Pada Idul Adha, perempuan sebagaimana laki-laki, dianjurkan bertakbir, bertahmid, dan mengikuti shalat berjamaah. Spirit emansipasi ini menarik kita kembangkan untuk mewujudkan kesetaraan gender yang selama ini termarginalkan dalam struktur sosial masyarakat yang masih dibelenggu oleh nilai patriarki yang bersumber dari warisan budaya lokal dan pemahaman agama yang eksklusif dan parsial.
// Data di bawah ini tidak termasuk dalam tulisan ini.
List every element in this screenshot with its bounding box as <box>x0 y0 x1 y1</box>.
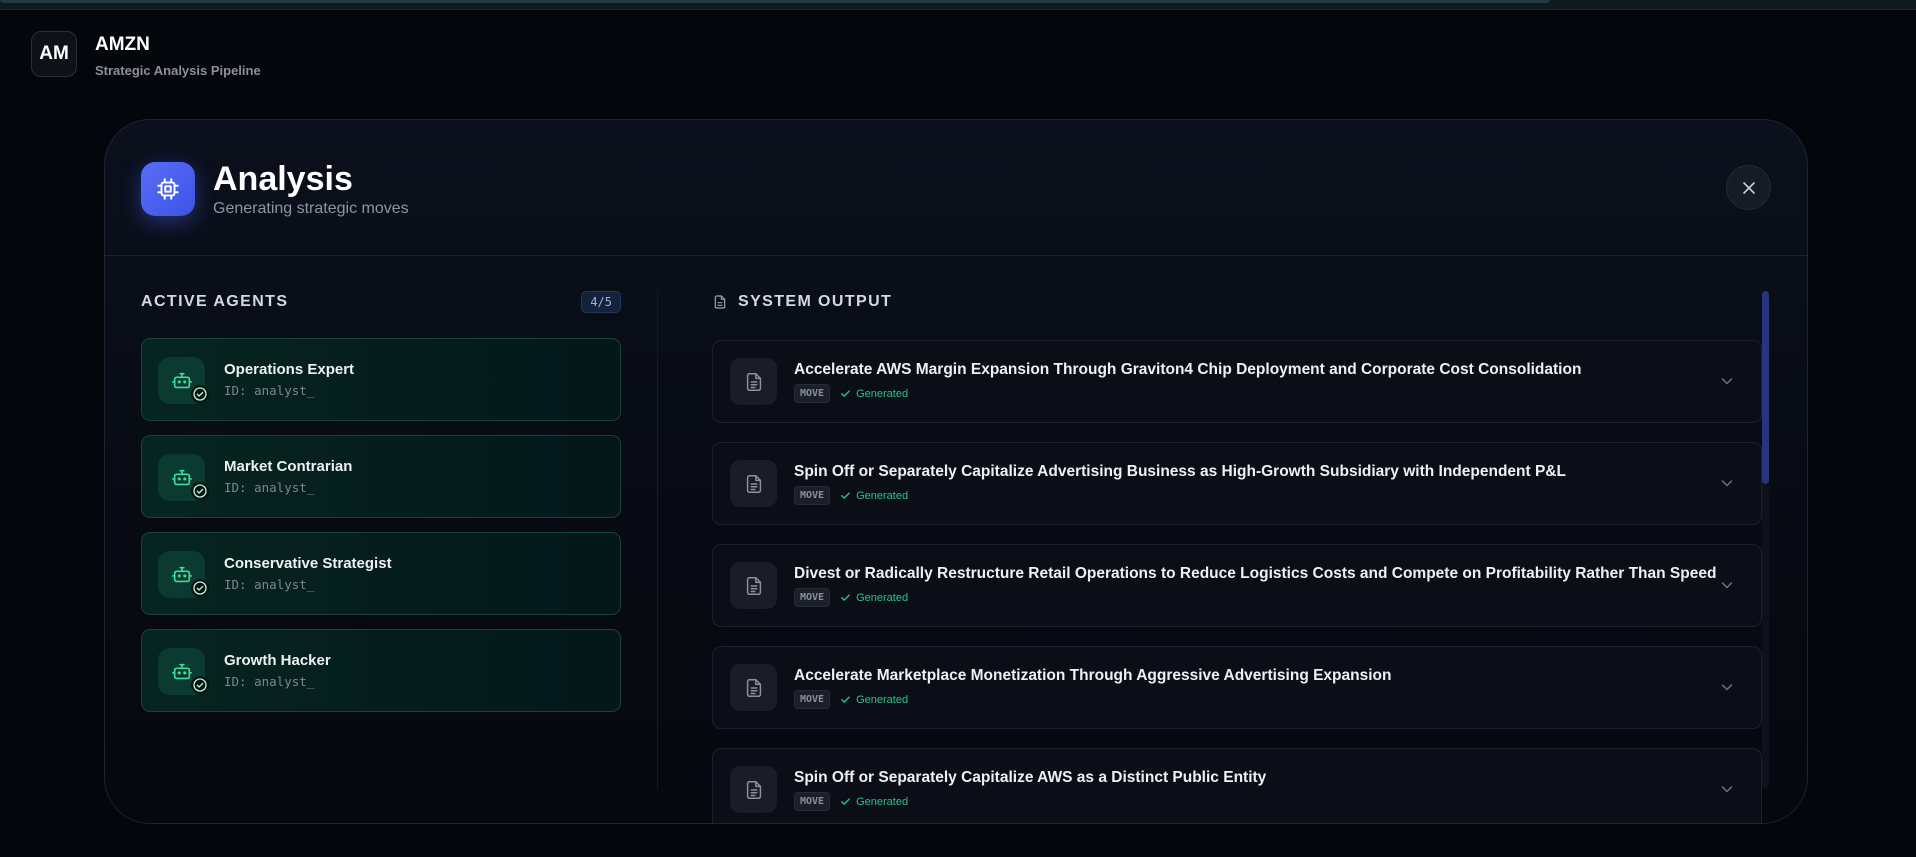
agent-card[interactable]: Market Contrarian ID: analyst_ <box>141 435 621 518</box>
move-badge: MOVE <box>794 384 831 403</box>
status-badge: Generated <box>840 388 908 400</box>
move-title: Divest or Radically Restructure Retail O… <box>794 565 1717 582</box>
check-icon <box>841 696 850 703</box>
move-title: Accelerate AWS Margin Expansion Through … <box>794 361 1582 378</box>
modal-header: Analysis Generating strategic moves <box>105 120 1807 256</box>
cpu-chip-icon <box>141 162 195 216</box>
document-icon <box>730 460 777 507</box>
move-badge: MOVE <box>794 588 831 607</box>
panel-divider <box>657 290 658 790</box>
agent-id: ID: analyst_ <box>224 577 315 592</box>
active-agents-title: ACTIVE AGENTS <box>141 293 289 310</box>
move-status-text: Generated <box>856 387 909 400</box>
status-badge: Generated <box>840 490 908 502</box>
document-icon <box>730 766 777 813</box>
move-title: Spin Off or Separately Capitalize AWS as… <box>794 769 1267 786</box>
top-progress-strip <box>0 0 1916 10</box>
agent-id: ID: analyst_ <box>224 674 315 689</box>
output-scrollbar-thumb[interactable] <box>1762 291 1769 484</box>
move-status-text: Generated <box>856 489 909 502</box>
check-icon <box>841 492 850 499</box>
agent-id: ID: analyst_ <box>224 383 315 398</box>
check-circle-icon <box>191 482 209 500</box>
close-button[interactable] <box>1726 165 1771 210</box>
agents-count-badge: 4/5 <box>581 291 621 313</box>
chevron-down-icon[interactable] <box>1719 577 1735 593</box>
agent-card[interactable]: Conservative Strategist ID: analyst_ <box>141 532 621 615</box>
document-icon <box>730 664 777 711</box>
move-card[interactable]: Spin Off or Separately Capitalize Advert… <box>712 442 1762 525</box>
agent-name: Growth Hacker <box>224 652 331 669</box>
check-icon <box>841 798 850 805</box>
active-agents-panel: ACTIVE AGENTS 4/5 Operations Expert ID: … <box>141 290 621 726</box>
move-title: Accelerate Marketplace Monetization Thro… <box>794 667 1392 684</box>
move-card[interactable]: Accelerate Marketplace Monetization Thro… <box>712 646 1762 729</box>
move-card[interactable]: Spin Off or Separately Capitalize AWS as… <box>712 748 1762 823</box>
chevron-down-icon[interactable] <box>1719 679 1735 695</box>
move-list: Accelerate AWS Margin Expansion Through … <box>712 340 1762 823</box>
status-badge: Generated <box>840 592 908 604</box>
chevron-down-icon[interactable] <box>1719 781 1735 797</box>
app-title: AMZN <box>95 34 150 55</box>
move-card[interactable]: Accelerate AWS Margin Expansion Through … <box>712 340 1762 423</box>
agent-name: Operations Expert <box>224 361 355 378</box>
analysis-modal: Analysis Generating strategic moves ACTI… <box>104 119 1808 824</box>
chevron-down-icon[interactable] <box>1719 373 1735 389</box>
status-badge: Generated <box>840 694 908 706</box>
move-badge: MOVE <box>794 486 831 505</box>
agent-card[interactable]: Operations Expert ID: analyst_ <box>141 338 621 421</box>
check-circle-icon <box>191 676 209 694</box>
app-header: AM AMZN Strategic Analysis Pipeline <box>31 31 261 78</box>
document-icon <box>714 295 726 309</box>
move-badge: MOVE <box>794 792 831 811</box>
move-title: Spin Off or Separately Capitalize Advert… <box>794 463 1566 480</box>
app-logo[interactable]: AM <box>31 31 77 77</box>
agent-name: Conservative Strategist <box>224 555 392 572</box>
check-circle-icon <box>191 385 209 403</box>
check-icon <box>841 594 850 601</box>
modal-subtitle: Generating strategic moves <box>213 200 409 217</box>
document-icon <box>730 358 777 405</box>
agent-id: ID: analyst_ <box>224 480 315 495</box>
move-card[interactable]: Divest or Radically Restructure Retail O… <box>712 544 1762 627</box>
top-progress-bar <box>0 0 1550 3</box>
agent-card[interactable]: Growth Hacker ID: analyst_ <box>141 629 621 712</box>
move-status-text: Generated <box>856 591 909 604</box>
move-badge: MOVE <box>794 690 831 709</box>
status-badge: Generated <box>840 796 908 808</box>
move-status-text: Generated <box>856 795 909 808</box>
agent-list: Operations Expert ID: analyst_ Market Co… <box>141 338 621 712</box>
move-status-text: Generated <box>856 693 909 706</box>
agent-name: Market Contrarian <box>224 458 353 475</box>
chevron-down-icon[interactable] <box>1719 475 1735 491</box>
close-icon <box>1742 181 1755 194</box>
check-circle-icon <box>191 579 209 597</box>
check-icon <box>841 390 850 397</box>
modal-title: Analysis <box>213 160 353 198</box>
document-icon <box>730 562 777 609</box>
system-output-panel: SYSTEM OUTPUT Accelerate AWS Margin Expa… <box>712 290 1762 823</box>
app-subtitle: Strategic Analysis Pipeline <box>95 63 261 78</box>
system-output-title: SYSTEM OUTPUT <box>738 293 893 310</box>
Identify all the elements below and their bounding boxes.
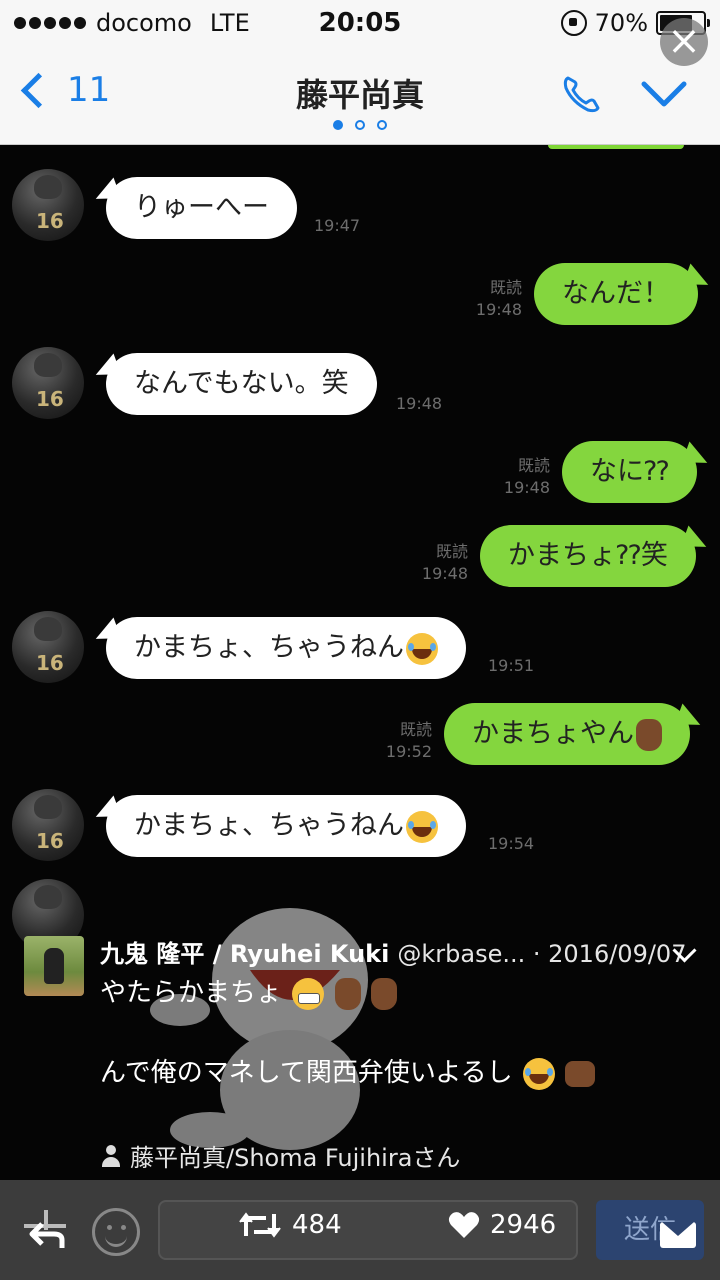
tweet-author-name[interactable]: 九鬼 隆平 / Ryuhei Kuki xyxy=(100,940,389,968)
message-bubble-outgoing[interactable]: なんだ！ xyxy=(534,263,698,325)
battery-percent: 70% xyxy=(594,9,648,37)
page-dot xyxy=(333,120,343,130)
avatar[interactable]: 16 xyxy=(12,611,84,683)
retweet-icon xyxy=(239,1212,281,1238)
reply-icon[interactable] xyxy=(22,1208,68,1254)
message-time: 19:48 xyxy=(396,394,443,413)
tweet-text: んで俺のマネして関西弁使いよるし xyxy=(100,1058,513,1088)
read-receipt: 既読 xyxy=(517,456,550,475)
message-time: 19:47 xyxy=(314,216,361,235)
message-time: 19:52 xyxy=(385,742,432,761)
message-time: 19:51 xyxy=(488,656,535,675)
person-icon xyxy=(100,1144,122,1167)
tweet-text-line: んで俺のマネして関西弁使いよるし xyxy=(100,1052,596,1090)
laugh-cry-icon xyxy=(406,810,438,843)
message-text: なに⁇ xyxy=(590,456,669,487)
raised-hand-icon xyxy=(370,977,397,1010)
chevron-down-icon[interactable] xyxy=(640,74,688,114)
read-receipt: 既読 xyxy=(435,542,468,561)
tweet-header: 九鬼 隆平 / Ryuhei Kuki @krbase... · 2016/09/… xyxy=(100,934,686,969)
message-text: かまちょ⁇笑 xyxy=(508,540,668,571)
message-time: 19:48 xyxy=(475,300,522,319)
message-meta: 既読 19:52 xyxy=(370,719,432,763)
laugh-cry-icon xyxy=(522,1057,555,1090)
tweet-avatar[interactable] xyxy=(24,936,84,996)
mention-text: 藤平尚真/Shoma Fujihiraさん xyxy=(130,1144,461,1172)
message-time: 19:48 xyxy=(421,564,468,583)
message-bubble-incoming[interactable]: りゅーへー xyxy=(106,177,297,239)
like-button[interactable]: 2946 xyxy=(448,1210,556,1240)
read-receipt: 既読 xyxy=(489,278,522,297)
message-text: かまちょ、ちゃうねん xyxy=(134,632,404,663)
status-bar: docomo LTE 20:05 70% xyxy=(0,0,720,48)
emoji-icon[interactable] xyxy=(92,1208,140,1256)
mail-icon[interactable] xyxy=(660,1222,696,1248)
message-time: 19:48 xyxy=(503,478,550,497)
laugh-cry-icon xyxy=(406,632,438,665)
thumbs-up-icon xyxy=(565,1060,596,1087)
message-time: 19:54 xyxy=(488,834,535,853)
read-receipt: 既読 xyxy=(399,720,432,739)
chat-header: 11 藤平尚真 xyxy=(0,48,720,145)
message-bubble-incoming[interactable]: かまちょ、ちゃうねん xyxy=(106,795,466,857)
retweet-count: 484 xyxy=(292,1210,342,1240)
avatar[interactable]: 16 xyxy=(12,169,84,241)
message-bubble-incoming[interactable]: かまちょ、ちゃうねん xyxy=(106,617,466,679)
tweet-text: やたらかまちょ xyxy=(100,978,283,1008)
message-text: かまちょ、ちゃうねん xyxy=(134,810,404,841)
tweet-text-line: やたらかまちょ xyxy=(100,972,397,1010)
page-dot xyxy=(355,120,365,130)
previous-bubble-edge xyxy=(548,145,684,149)
message-text: かまちょやん xyxy=(472,718,634,749)
message-bubble-outgoing[interactable]: かまちょやん xyxy=(444,703,690,765)
tweet-card[interactable]: 九鬼 隆平 / Ryuhei Kuki @krbase... · 2016/09/… xyxy=(0,920,720,1180)
like-count: 2946 xyxy=(490,1210,557,1240)
phone-icon[interactable] xyxy=(560,72,604,116)
message-bubble-incoming[interactable]: なんでもない。笑 xyxy=(106,353,377,415)
message-text: りゅーへー xyxy=(134,192,269,223)
page-indicator xyxy=(0,120,720,130)
message-meta: 既読 19:48 xyxy=(406,541,468,585)
chat-title: 藤平尚真 xyxy=(295,76,424,114)
raised-hand-icon xyxy=(334,977,361,1010)
tweet-date: · 2016/09/07 xyxy=(532,940,687,968)
grin-icon xyxy=(292,977,325,1010)
tweet-action-bar: 484 2946 送信 xyxy=(0,1180,720,1280)
close-icon[interactable]: × xyxy=(660,18,708,66)
heart-icon xyxy=(448,1212,480,1238)
message-meta: 既読 19:48 xyxy=(460,277,522,321)
tweet-mention[interactable]: 藤平尚真/Shoma Fujihiraさん xyxy=(100,1138,460,1173)
message-text: なんでもない。笑 xyxy=(134,368,349,399)
message-bubble-outgoing[interactable]: なに⁇ xyxy=(562,441,697,503)
message-text: なんだ！ xyxy=(562,278,670,309)
page-dot xyxy=(377,120,387,130)
message-bubble-outgoing[interactable]: かまちょ⁇笑 xyxy=(480,525,696,587)
avatar[interactable]: 16 xyxy=(12,789,84,861)
message-meta: 既読 19:48 xyxy=(488,455,550,499)
retweet-button[interactable]: 484 xyxy=(238,1210,342,1240)
tweet-author-handle[interactable]: @krbase... xyxy=(397,940,525,968)
raised-hand-icon xyxy=(636,718,662,751)
rotation-lock-icon xyxy=(560,10,587,36)
avatar[interactable]: 16 xyxy=(12,347,84,419)
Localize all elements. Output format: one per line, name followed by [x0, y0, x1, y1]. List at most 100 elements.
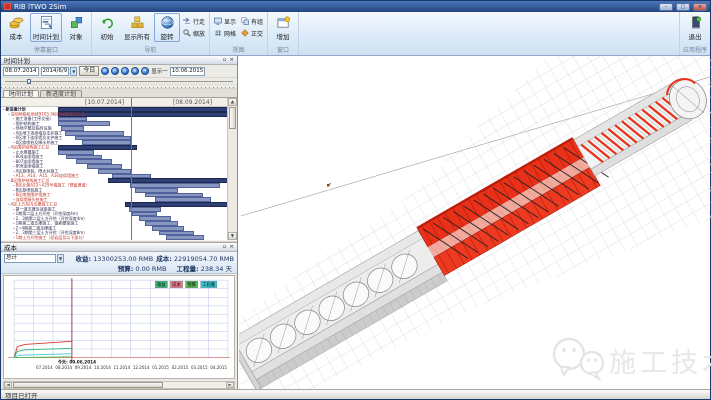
timeline-slider[interactable]	[1, 78, 237, 85]
rotate-button[interactable]: 旋转	[154, 13, 180, 42]
trench-model	[239, 56, 711, 391]
ribbon-group-label: 停靠窗口	[3, 47, 89, 55]
dropdown-arrow-icon[interactable]: ▼	[57, 254, 64, 263]
gantt-body: -新进度计划-深圳地铁机场线9103-3标段地铁施工汇总-施工准备(工序交接)-…	[1, 107, 227, 240]
gantt-timescale-header: [10.07.2014] [08.09.2014]	[1, 98, 237, 107]
close-button[interactable]: ×	[693, 3, 707, 11]
quantity-summary: 工程量: 238.34 天	[177, 263, 233, 273]
chart-horizontal-scrollbar[interactable]: ◄ ►	[3, 381, 235, 389]
grouped-windows-icon	[241, 17, 249, 25]
cost-curve-chart: 收益成本预算工程量07.201408.201409.201410.201411.…	[4, 276, 234, 378]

Menurut Prof Dr Huzaemah T Yanggo (1996), sejak 14 abad lampau, Alquran menghapus diskriminasi laki-laki dan perempuan. Memang ada kelompok yang masih membatasi peran perempuan, terutama di sektor publik. Perempuan dianggap sumber fitnah dan malapetaka sehingga tak boleh tampil di depan publik. Kelompok ini menggunakan Alquran dan hadis sebagai basis legitimasinya. Pemahaman tekstual, eksklusif, dan rigid melahirkan pandangan sempit.
Tidak Menghakimi
Adapun Agus Maftuh Abegebriel (2011) berpendapat pemahaman
kontekstual adalah pemahaman yang melibatkan konteks historis, sosial,
antropologis, budaya, ekonomi, dan politik secara konfrehensif. Said
Aqil Siradj (1999) mencontohkan Surat An-Nisa’ 4:34 yang menjelaskan
bahwa laki-laki adalah pemimpin bagi kaum perempuan dan hadis Nabi yang
diriwayatkan Imam Bukhari menjelaskan ketidakberuntungan masyarakat yang
dipimpin kaum perempuan, yang dijadikan penghalang bagi kepemimpinan
perempuan di sektor publik. Dua sumber itu, menurut Said Aqil tidak menghakimi perempuan secara total. Surat An-Nisa’ 4:34 dipahami dalam konteks keluarga, sedangkan hadis Nabi ditujukan pada kepemimpinan Ratu Buran, putri Anusyirwan yang kredibilitas kepemimpinannya diragukan. Menurut KH Hasyim Abbas (2004), ayat yang menunjukkan dominasi laki-laki sifatnya informatif bukan instruktif, sedangkan hadis yang melarang kepemimpinan perempuan adalah ahadi (transmitornya terbatas) belum sampai tingkat mutawatir (disepakati hampir semua transmitor). Sesuatu yang bersifat informatif tidak kuat digunakan landasan menetapkan hukum pasti (haram-wajib).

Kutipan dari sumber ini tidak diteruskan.